12. RELATION TO OTHER BENEFITS. Any economic or other benefit to the
Grantee under this Agreement or the Plan shall not be taken into account in
determining any benefits to which the Grantee may be entitled under any
profit-sharing, retirement or other benefit or compensation plan maintained
by the Company or a Subsidiary and shall not affect the amount of any life
insurance coverage available to any beneficiary under any life insurance plan
covering employees of the Company or a Subsidiary.
13. AMENDMENTS. Any amendment to the Plan shall be deemed to be an
amendment to this Agreement to the extent that the amendment is applicable
hereto; PROVIDED, HOWEVER, that no amendment shall adversely affect the
rights of the Grantee under this Agreement without the Grantee's consent.
14. SEVERABILITY. In the event that one or more of the provisions of
this Agreement shall be invalidated for any reason by a court of competent
jurisdiction, any provision so invalidated shall be deemed to be separable
from the other provisions hereof, and the remaining provisions hereof shall
continue to be valid and fully enforceable.
15. RELATION TO PLAN. This Agreement is subject to the terms and
conditions of the Plan. In the event of any inconsistent provisions between
this Agreement and the Plan, the Plan shall govern. The Board acting pursuant
to the Plan, as constituted from time to time, shall except as otherwise
expressly provided herein have the right to determine any questions that
arise under this Agreement.
16. SUCCESSORS AND ASSIGNS. The provisions of this Agreement shall
inure to the benefit of, and be binding upon, the successors, administrators,
heirs, legal representatives and assigns of the Grantee and the successors
and assigns of the Company.
17. NOTICES. Any notice to the Company provided for herein shall be
in writing to the attention of the Corporate Secretary at XXX.XXX INC., 0000
Xxxxxxxxx Xxxxx, Xxxxxxx Xxxxx, Xxxxxxxx 00000, and any notice to the Grantee
shall be addressed to the Grantee at his address currently on file with the
Company. Except as otherwise provided herein, any written
4
notice shall be deemed to be duly given if and when hand delivered, or five
business days after having been mailed by United States registered or
certified mail, return receipt requested, postage prepaid, or three business
days after having been sent by a nationally recognized overnight courier
service, addressed as aforesaid.
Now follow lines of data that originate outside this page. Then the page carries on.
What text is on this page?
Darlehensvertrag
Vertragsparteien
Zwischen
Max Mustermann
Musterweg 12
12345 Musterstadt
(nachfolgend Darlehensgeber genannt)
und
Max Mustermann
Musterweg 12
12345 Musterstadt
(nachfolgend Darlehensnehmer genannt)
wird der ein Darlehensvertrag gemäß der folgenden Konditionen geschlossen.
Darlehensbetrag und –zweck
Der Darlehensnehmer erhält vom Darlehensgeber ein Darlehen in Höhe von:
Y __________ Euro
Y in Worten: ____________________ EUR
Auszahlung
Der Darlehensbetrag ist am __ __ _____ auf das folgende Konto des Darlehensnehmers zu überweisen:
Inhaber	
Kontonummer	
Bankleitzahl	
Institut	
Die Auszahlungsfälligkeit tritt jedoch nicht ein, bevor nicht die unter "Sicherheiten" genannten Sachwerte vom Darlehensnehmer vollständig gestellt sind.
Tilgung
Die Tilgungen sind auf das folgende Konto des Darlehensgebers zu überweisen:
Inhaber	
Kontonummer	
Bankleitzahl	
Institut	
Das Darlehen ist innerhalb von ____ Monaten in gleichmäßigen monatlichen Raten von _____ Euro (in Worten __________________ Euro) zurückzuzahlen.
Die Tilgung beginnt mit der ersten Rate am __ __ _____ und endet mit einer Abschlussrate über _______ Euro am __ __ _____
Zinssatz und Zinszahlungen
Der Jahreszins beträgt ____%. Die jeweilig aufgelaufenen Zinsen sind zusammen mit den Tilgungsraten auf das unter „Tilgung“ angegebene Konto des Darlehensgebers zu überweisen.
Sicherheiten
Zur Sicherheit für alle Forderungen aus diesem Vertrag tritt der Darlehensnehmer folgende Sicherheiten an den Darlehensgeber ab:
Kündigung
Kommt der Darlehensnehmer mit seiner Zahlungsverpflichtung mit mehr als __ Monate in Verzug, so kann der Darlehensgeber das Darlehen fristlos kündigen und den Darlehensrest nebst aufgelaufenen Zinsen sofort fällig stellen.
Any party may change the address to which
notices are to be given hereunder by written notice to the other party as
herein specified, except that notices of changes of address shall be
effective only upon receipt.
18. GOVERNING LAW. The laws of the State of Delaware, without giving
effect to the principles of conflict of laws thereof, shall govern the
interpretation, performance and enforcement of this Agreement.
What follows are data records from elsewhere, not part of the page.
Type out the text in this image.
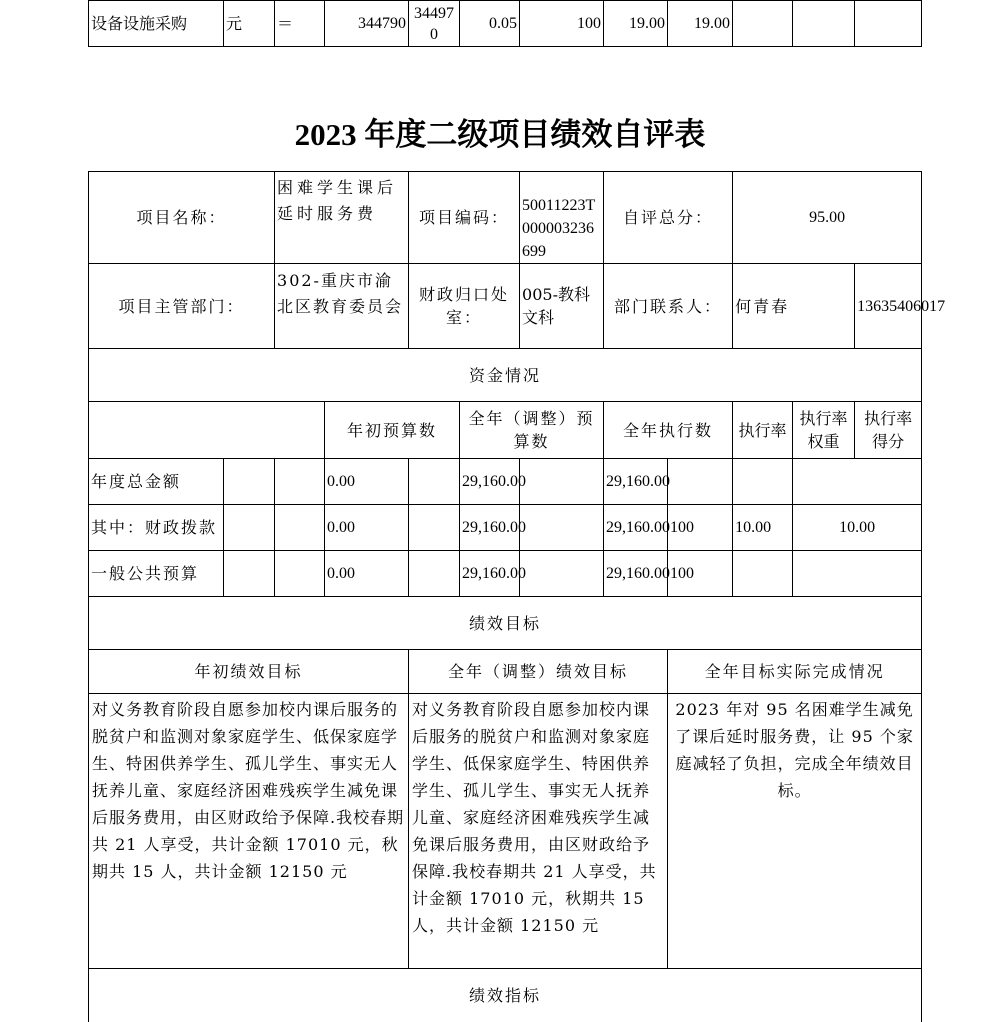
设备设施采购	元	＝	344790	344970	0.05	100	19.00	19.00			
2023 年度二级项目绩效自评表
项目名称：		困难学生课后延时服务费		项目编码：		50011223T000003236699	自评总分：		95.00		
项目主管部门：		302-重庆市渝北区教育委员会		财政归口处室：		005-教科文科	部门联系人：		何青春		13635406017
资金情况											
			年初预算数		全年（调整）预算数		全年执行数		执行率	执行率权重	执行率得分
年度总金额			0.00		29,160.00		29,160.00				
其中：财政拨款			0.00		29,160.00		29,160.00	100	10.00	10.00	
一般公共预算			0.00		29,160.00		29,160.00	100			
绩效目标											
年初绩效目标				全年（调整）绩效目标				全年目标实际完成情况			
对义务教育阶段自愿参加校内课后服务的脱贫户和监测对象家庭学生、低保家庭学生、特困供养学生、孤儿学生、事实无人抚养儿童、家庭经济困难残疾学生减免课后服务费用，由区财政给予保障.我校春期共 21 人享受，共计金额 17010 元，秋期共 15 人，共计金额 12150 元				对义务教育阶段自愿参加校内课后服务的脱贫户和监测对象家庭学生、低保家庭学生、特困供养学生、孤儿学生、事实无人抚养儿童、家庭经济困难残疾学生减免课后服务费用，由区财政给予保障.我校春期共 21 人享受，共计金额 17010 元，秋期共 15 人，共计金额 12150 元				2023 年对 95 名困难学生减免了课后延时服务费，让 95 个家庭减轻了负担，完成全年绩效目标。			
绩效指标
19. [PRIOR AGREEMENT. This Agreement supersedes in its entirety the
Nonqualified Stock Option Agreement, dated as of , , between the Company
and the Grantee.]
[signature page follows]
5
This Agreement is executed by the Company as of the
day of .
XXX.XXX INC.
By:
---------------------------------
Name:
Title:
The undersigned hereby acknowledges receipt of an executed original
of this Agreement and accepts the award of Restricted Shares granted
hereunder on the terms and conditions set forth herein and in the Plan.